Last night, Amazon executives decided to pull a self-published book about pedophilia off their digital shelves. The move followed threats to boycott the site stirred by a rapidly-spreading story over the Internet. Earlier in the day, Amazon had defended its initial decision to keep the book, which saw a 101,000 percent jump in sales over 24 hours, climbing the ladder into the top 100 best-selling paid e-books for Kindle. Amazon was right the first time, wrong the second. If I want to buy a book about pedophilia -- or anything else -- on Amazon.com, I should be able to.
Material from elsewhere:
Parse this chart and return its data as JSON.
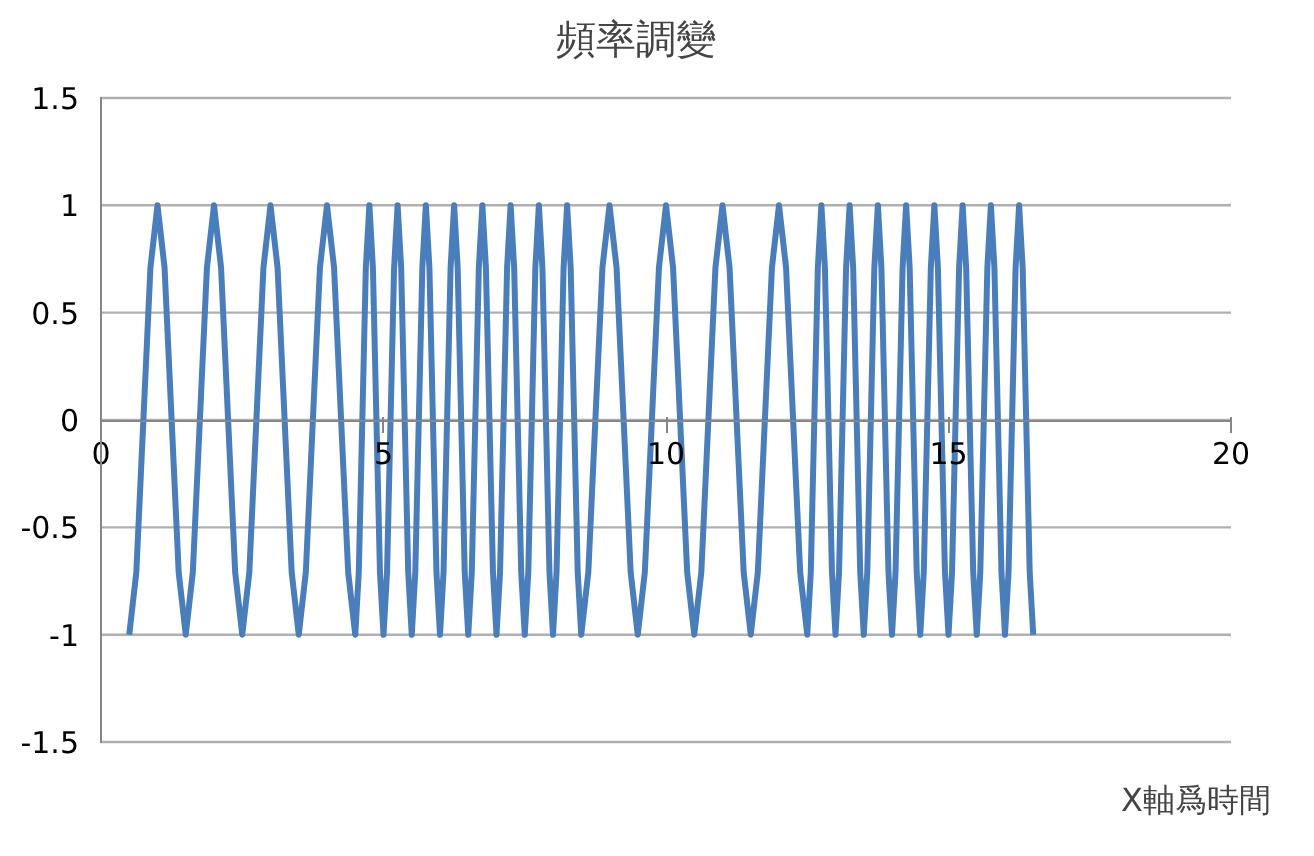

Responding to the first wave of stories yesterday, an Amazon representative said:
Amazon believes it is censorship not to sell certain books simply because we or others believe their message is objectionable. Amazon does not support or promote hatred or criminal acts, however, we do support the right of every individual to make their own purchasing decisions.
Bravo. But that policy was quickly wiped out by one man's obscene e-book. What books will Amazon decide to keep you from purchasing next?
The Pedophile's Guide to Love and Pleasure: A Childlover's Code of Conduct went on sale on Amazon.com at the end of October for $4.79. Written by 42-year-old Philip R. Greaves II, the book offers how-to advice -- use latex gloves for small boys when condoms won't fit -- and "muddled philosophical defense of pedophelia," according to Gawker. "But we can safely say this book will not convince a single regular person to become a child predator." As is often the case with viral stories, the book only started selling well because people were made curious by the avalanche of online coverage.